The ACLU noted that the FBI already has broad authority to monitor telephone and Internet communications. Most of the changes proposed in the bill would apply not just to surveillance of terrorists, but instead to all surveillance in the United States.

Law enforcement authorities — even when they are required to obtain court orders – have great leeway under current law to investigate suspects in terrorist attacks. Current law already provides, for example, that wiretaps can be obtained for the crimes involved in terrorist attacks, including destruction of aircraft and aircraft piracy.

The FBI also already has authority to intercept these communications without showing probable cause of crime for “intelligence” purposes under the Foreign Intelligence Surveillance Act. Little is known about the extent of this wiretapping, other than that FISA wiretaps now exceed wiretapping for all domestic criminal investigations. The standards for obtaining a FISA wiretap are lower than the standards for obtaining a criminal wiretap.

Criminal Justice

One of the overarching problems with the bill is the very broad definition of “terrorism” that already exists under federal law.

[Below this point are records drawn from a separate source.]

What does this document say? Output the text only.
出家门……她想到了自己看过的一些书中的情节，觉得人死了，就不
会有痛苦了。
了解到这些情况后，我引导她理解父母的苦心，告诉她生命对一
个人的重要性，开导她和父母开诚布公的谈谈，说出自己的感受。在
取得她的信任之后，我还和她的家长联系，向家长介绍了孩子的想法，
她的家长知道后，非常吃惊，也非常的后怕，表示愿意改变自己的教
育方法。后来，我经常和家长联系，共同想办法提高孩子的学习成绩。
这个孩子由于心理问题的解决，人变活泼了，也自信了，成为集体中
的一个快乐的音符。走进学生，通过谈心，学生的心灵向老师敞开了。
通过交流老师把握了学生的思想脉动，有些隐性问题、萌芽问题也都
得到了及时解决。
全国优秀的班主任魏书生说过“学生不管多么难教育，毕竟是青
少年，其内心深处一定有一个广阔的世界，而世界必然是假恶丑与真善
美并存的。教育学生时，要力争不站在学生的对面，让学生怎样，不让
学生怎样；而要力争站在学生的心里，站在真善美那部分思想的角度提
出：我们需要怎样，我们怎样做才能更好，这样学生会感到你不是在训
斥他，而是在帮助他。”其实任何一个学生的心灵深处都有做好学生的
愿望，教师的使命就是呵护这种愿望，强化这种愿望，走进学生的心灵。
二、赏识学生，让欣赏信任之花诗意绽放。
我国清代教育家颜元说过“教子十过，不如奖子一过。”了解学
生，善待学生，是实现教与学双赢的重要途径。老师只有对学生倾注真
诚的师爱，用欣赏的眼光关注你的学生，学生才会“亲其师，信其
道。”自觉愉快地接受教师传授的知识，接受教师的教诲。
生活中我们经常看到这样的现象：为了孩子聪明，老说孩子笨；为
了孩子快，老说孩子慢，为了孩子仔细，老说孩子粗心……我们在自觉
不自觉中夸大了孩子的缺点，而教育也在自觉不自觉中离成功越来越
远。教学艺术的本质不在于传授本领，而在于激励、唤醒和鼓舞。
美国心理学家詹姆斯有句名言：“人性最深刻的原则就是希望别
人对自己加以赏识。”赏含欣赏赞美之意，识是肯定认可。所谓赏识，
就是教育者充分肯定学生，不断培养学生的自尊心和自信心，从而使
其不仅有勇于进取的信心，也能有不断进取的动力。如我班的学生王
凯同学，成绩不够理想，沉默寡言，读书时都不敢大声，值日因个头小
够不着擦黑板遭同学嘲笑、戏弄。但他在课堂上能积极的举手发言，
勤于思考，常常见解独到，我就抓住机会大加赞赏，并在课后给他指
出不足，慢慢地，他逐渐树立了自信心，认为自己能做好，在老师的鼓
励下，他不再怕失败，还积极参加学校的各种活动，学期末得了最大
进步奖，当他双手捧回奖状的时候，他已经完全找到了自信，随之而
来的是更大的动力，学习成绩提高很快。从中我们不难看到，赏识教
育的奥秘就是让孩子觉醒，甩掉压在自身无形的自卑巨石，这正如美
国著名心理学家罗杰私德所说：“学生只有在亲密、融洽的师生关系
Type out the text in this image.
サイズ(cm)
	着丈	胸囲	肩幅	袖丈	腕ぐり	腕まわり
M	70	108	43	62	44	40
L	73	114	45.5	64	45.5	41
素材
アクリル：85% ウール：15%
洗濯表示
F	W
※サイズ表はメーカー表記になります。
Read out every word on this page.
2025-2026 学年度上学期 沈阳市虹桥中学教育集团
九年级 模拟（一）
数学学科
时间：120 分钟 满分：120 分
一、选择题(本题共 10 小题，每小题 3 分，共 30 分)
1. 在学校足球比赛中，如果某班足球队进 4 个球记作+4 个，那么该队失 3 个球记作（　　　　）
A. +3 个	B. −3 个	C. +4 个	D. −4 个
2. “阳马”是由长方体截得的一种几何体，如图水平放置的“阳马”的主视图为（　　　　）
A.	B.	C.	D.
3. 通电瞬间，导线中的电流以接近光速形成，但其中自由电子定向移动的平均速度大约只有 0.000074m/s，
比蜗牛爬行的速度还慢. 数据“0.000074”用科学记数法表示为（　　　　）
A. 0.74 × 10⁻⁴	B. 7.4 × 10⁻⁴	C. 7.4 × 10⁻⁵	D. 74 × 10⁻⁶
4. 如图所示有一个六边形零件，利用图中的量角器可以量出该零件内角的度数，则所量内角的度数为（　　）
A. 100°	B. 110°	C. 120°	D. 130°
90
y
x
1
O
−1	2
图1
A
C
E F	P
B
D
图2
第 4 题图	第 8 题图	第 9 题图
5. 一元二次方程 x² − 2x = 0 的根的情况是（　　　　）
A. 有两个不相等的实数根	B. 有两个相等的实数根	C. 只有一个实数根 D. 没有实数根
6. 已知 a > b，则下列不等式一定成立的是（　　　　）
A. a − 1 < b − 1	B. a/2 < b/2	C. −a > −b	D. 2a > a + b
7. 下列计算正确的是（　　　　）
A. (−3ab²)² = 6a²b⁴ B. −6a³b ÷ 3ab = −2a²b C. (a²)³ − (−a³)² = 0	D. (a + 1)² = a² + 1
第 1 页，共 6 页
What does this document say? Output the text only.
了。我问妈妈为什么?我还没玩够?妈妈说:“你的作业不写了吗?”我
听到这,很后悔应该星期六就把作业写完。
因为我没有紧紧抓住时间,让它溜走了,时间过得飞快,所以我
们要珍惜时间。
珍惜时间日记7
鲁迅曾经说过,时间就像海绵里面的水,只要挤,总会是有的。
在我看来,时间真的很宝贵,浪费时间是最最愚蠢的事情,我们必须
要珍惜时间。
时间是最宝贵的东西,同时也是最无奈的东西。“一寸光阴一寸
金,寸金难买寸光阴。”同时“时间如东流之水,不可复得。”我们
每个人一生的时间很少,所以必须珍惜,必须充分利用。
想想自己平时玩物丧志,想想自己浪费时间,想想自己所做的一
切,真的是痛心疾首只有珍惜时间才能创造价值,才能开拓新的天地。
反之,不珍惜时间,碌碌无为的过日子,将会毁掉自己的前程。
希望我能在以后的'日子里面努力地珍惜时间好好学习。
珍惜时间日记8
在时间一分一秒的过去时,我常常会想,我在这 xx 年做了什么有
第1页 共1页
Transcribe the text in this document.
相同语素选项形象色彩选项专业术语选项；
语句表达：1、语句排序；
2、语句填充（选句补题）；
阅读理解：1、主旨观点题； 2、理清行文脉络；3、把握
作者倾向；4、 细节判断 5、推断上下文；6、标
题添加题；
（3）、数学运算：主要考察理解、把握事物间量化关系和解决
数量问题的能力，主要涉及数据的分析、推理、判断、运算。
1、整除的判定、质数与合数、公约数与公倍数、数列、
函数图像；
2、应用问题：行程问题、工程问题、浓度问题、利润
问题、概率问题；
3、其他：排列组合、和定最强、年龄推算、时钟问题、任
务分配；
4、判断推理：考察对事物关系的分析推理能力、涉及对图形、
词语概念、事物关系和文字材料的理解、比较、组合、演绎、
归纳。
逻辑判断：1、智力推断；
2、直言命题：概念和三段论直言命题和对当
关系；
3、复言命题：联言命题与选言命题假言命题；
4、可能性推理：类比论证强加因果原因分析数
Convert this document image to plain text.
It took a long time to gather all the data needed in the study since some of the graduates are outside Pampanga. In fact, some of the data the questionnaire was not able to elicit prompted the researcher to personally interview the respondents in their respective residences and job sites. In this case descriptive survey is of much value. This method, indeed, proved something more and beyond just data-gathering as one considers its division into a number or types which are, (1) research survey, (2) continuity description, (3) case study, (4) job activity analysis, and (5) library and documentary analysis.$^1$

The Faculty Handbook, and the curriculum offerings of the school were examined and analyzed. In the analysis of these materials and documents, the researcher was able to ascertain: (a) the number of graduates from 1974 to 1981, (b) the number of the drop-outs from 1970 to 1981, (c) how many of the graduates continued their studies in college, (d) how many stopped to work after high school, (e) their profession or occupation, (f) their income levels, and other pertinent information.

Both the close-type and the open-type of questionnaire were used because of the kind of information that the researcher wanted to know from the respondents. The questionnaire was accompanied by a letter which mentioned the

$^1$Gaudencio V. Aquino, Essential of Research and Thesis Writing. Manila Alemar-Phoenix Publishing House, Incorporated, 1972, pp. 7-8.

Under the original Administration provision – and remaining in the Sensenbrenner-Conyers legislation – the broad definition of terrorism combined with the proposed harsher criminal penalties could lead to thousands of protestors at an anti-war rally to be labeled as conspirators in a terrorist plot.

Even House Intelligence Committee Chairman Porter Goss, R-FL, told the Los Angeles Times that he is troubled by the implications of a broad definition of terrorism. “The trouble is, ‘terrorism’ is a very broad word and it lends itself to a lot of mischief for people who would abuse common sense,” he told the Times.

The ACLU said it supports limiting the definition of terrorism to cases involving death or serious bodily injury.

The other major concern is that the bill allows for the broad sharing of sensitive information with intelligence agencies, including the CIA, the NSA, the INS and the Secret Service. It would permit sharing information gathered through wiretaps and confidential grand jury information without any safeguards regarding the future use or dissemination of such information.

“In sum,” the ACLU’s Murphy said, “the proposed compromise legislation does include some improvements from the Administration’s original legislation. But we are still deeply concerned that the compromise measure continues to weaken essential checks and balances on the authority of federal law enforcement in a manner that is unwarranted.”